Lorsqu’elle m’insultait indirectement je restai inébranlable et je me répétai incessamment: << si ça avait été ma propre mère, l’insulterai-je en retour ? >> évidemment que non.
Ma mère m’a apprise à être dévouée, obéissante et respectueuse, par dessus tout elle m’a confié que le secret de la réussite du mariage est l’acceptation. Parfois je me dis qu’elle m’a inculqué des valeurs totalement archaïques et qui apparemment ne vont pas de paire avec ce qu’elle incarne dernièrement.
En effet, l’éducation que j’ai reçue ne m’a pas préparé à ce monde cruel et impitoyable dans lequel nous vivons.
Si je m’étais révoltée la toute première fois que ma belle-mère m’a craché au visage qu’elle me haïssait et ne me laisserait jamais vivre en paix avec son fils, ma vie ne serait-elle pas tout autre?
Malheureusement, comme beaucoup de femmes dans ma situation, j’ai pris sur moi, j’ai attendu, j’ai subi, j’ai enduré et j’ai pleuré toutes les larmes de mon corps en me persuadant qu’un jour ou l’autre, j’obtiendrai mon salut.
Ensuite est née Aicha, mon deuxième enfant, dans des circonstances fracassantes et je suis encore restée.
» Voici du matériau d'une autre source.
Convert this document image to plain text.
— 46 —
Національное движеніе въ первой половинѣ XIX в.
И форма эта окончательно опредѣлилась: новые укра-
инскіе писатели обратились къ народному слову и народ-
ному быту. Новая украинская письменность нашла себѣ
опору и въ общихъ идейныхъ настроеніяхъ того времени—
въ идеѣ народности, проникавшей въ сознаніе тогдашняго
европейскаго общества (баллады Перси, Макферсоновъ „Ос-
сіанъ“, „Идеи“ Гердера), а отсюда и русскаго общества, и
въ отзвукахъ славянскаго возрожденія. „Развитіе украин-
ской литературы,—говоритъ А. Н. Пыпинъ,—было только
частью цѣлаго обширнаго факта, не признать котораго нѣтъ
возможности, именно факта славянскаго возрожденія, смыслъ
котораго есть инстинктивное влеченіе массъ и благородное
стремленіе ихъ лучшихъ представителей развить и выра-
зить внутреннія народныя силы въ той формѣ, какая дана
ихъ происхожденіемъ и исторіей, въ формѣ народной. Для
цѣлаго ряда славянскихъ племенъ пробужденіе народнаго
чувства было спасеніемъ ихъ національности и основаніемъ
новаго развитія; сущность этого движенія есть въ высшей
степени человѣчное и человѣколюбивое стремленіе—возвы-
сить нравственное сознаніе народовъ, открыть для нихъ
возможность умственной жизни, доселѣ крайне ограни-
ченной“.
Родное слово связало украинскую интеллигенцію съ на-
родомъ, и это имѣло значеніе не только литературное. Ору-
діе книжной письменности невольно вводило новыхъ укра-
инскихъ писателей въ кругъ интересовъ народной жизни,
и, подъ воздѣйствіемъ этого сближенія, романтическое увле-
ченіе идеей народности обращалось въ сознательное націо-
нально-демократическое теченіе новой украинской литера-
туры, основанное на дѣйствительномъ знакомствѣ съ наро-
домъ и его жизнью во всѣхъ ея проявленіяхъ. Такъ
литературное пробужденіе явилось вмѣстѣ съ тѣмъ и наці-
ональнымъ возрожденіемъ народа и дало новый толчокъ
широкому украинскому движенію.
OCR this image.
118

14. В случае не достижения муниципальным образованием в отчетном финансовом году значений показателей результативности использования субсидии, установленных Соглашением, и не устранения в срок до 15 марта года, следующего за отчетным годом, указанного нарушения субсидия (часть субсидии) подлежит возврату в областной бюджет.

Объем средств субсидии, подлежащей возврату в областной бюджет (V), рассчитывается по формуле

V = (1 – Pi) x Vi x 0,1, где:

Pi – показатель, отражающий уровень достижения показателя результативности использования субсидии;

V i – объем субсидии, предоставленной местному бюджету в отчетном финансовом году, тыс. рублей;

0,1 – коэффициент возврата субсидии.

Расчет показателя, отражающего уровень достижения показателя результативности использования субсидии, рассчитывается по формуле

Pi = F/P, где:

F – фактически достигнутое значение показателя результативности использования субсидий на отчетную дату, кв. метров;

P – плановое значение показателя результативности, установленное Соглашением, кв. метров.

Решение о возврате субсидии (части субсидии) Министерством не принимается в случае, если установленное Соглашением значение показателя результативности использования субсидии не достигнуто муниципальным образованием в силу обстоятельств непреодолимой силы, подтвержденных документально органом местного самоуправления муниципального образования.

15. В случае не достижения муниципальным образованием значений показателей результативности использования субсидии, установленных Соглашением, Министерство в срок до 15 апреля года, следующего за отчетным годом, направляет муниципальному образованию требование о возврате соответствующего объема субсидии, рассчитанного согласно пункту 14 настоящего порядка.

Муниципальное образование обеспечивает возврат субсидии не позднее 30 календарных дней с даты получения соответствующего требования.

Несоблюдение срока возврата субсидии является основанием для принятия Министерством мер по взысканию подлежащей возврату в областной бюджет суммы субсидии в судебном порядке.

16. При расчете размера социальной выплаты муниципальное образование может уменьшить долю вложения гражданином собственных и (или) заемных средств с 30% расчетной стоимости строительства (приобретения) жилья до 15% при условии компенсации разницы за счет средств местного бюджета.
Je suis restée pour remplir mon quota de ce fameux ‘’ Muuñ’’ qui affaibli et rend malades toutes les femmes sénégalaises malheureuses en ménage mais qui ne prennent jamais leur courage à deux mains pour partir vers d’autres horizons.
Par peur de la stigmatisation ou de ce qu’elles trouveront derrière la montagne qui cache le crépuscule?
Une question qui semble sans réponse, j’en ai bien peur.
Comment ai-je pu être aussi bête ? Pourquoi je continue de subir ? Au nom de quoi ou de qui ?
Voici arrivé le Ramadan, voici venu mon passage à la passoire. Ma belle famille va encore exiger de moi que je leur offre des présents. Mes belle-sœurs ‘’ woudjiou pethiorgo’’ vont encore ouvrir les hostilités ainsi que le championnat de qui d’entre nous offrira à Ma Yass le présent le plus distingué en guise de << Soukarou koor>>.
Dans l’incapacité de crier mon mal être je l’écris avec l’intime espoir qu’un jour un miracle se produira.
Je m’appelle Khadija Sy, je suis une femme incomprise, meurtrie et abusée.
Bienvenue dans les chaînes du mariage sénégalais, lisez mon histoire qui est aussi celle de beaucoup d’entre vous.
Lisez la, faites la lire à votre entourage, après sa lecture, prenez votre temps et regardez autour de vous, ne voyez-vous pas ces Khadija qui souffrent en silence et continuent de prendre sur elles dans le seul but de contourner le qu’en-dira-t-on? Ne voyez-vous pas que le mariage est permis mais que le divorce est tout aussi permis?